The idea that seeking support from others who face similar issues as you is somehow disempowering and promotes seeing oneself as a victim is quite possibly the most batshit stupid thing I’ve ever heard from someone whose profession is helping the mentally disordered. Shockingly enough, people like to feel like they’re not the only ones with problems. Perhaps this has truly never occurred to Dr. Breggin.

Quite the contrary, I have benefited immensely from connecting to other people who have depression and other mental disorders. Many of my friends have one, and together we’ve formed a sort of support network. All of us can always count on having someone to talk to, and those of us who aren’t as far along in the process of recovery as others can ask friends for advice. I don’t know where I’d be right now without that.

(Maybe in a perfect world, we could just have support groups called “Fucked-up People Support Group,” but somehow this seems counterintuitive.)

Anyway, psychiatric diagnoses can also be immensely helpful in explaining to healthy friends and family what the deal is. While Breggin seems to think that “depressed” is some sort of insulting, disempowering label I ought to reject, let me tell you some of the labels that my close friends and family described me with before they knew I had depression:

  • overdramatic
  • overemotional
  • bitchy
  • attention whore
  • immature
  • insensitive
  • selfish
  • crazy
  • weird
  • fucked up

Yeah um, I’d take “depressed” over that any day.

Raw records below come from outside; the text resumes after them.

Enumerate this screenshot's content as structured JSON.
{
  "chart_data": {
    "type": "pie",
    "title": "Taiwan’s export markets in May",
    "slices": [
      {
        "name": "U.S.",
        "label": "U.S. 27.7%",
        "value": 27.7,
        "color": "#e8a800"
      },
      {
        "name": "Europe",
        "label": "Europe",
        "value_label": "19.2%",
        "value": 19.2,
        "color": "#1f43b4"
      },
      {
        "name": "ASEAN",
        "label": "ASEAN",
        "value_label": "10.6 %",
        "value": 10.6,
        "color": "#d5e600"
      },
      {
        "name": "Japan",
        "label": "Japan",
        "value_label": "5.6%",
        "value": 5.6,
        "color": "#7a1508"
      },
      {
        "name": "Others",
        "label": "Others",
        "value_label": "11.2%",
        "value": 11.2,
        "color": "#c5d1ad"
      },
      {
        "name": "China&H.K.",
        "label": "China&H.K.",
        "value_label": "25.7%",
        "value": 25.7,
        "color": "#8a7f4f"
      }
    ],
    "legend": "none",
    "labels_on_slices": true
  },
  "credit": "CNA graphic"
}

Not surprisingly, you don’t make a particularly strong case for yourself when you try to insist to people that, no, it’s not that you’re really overdramatic, it’s just that you have this problem with, well, being overdramatic, and you’re trying to work on it, you promise!

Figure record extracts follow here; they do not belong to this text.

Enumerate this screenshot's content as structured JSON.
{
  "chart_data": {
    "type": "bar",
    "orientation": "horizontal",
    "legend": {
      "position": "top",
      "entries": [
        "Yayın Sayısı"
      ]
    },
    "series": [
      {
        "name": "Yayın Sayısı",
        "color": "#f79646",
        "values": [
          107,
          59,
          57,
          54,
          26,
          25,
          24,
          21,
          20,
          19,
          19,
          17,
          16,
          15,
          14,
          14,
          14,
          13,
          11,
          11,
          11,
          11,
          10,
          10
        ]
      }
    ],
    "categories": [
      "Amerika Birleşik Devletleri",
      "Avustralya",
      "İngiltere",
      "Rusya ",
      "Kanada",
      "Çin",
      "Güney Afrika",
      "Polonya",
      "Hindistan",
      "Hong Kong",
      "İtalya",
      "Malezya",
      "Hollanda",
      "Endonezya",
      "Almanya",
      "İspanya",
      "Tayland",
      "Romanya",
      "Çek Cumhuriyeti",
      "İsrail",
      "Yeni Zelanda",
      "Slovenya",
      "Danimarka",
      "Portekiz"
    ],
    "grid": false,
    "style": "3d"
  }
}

Trust me, that doesn’t work. What does work is saying, “I have a disorder called depression that distorts my thinking and sometimes makes me act in a way that seems overdramatic. With therapy and medication, it’ll improve.”

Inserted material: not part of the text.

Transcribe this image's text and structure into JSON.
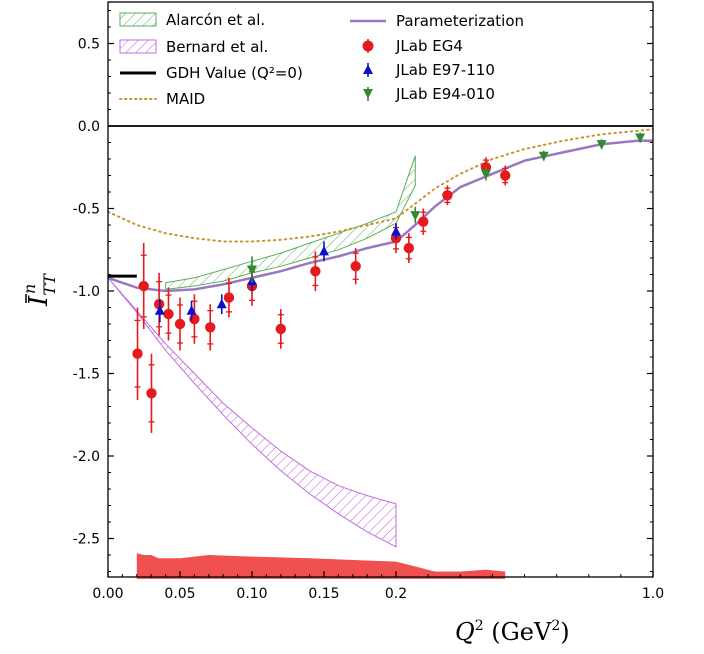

Apparently, though, Dr. Breggin is much too intent on destroying his own profession to allow those with mental illnesses even that small comfort. After all, he makes it pretty obvious that the reason he hates psychiatric labels so much is because they make it possible to prescribe medication, and that, of course, is a big no-no.

If I got a dollar every time some well-meaning fool tried to inform me that the medication that saved my life is unnecessary, I would have enough money to actually afford a therapist.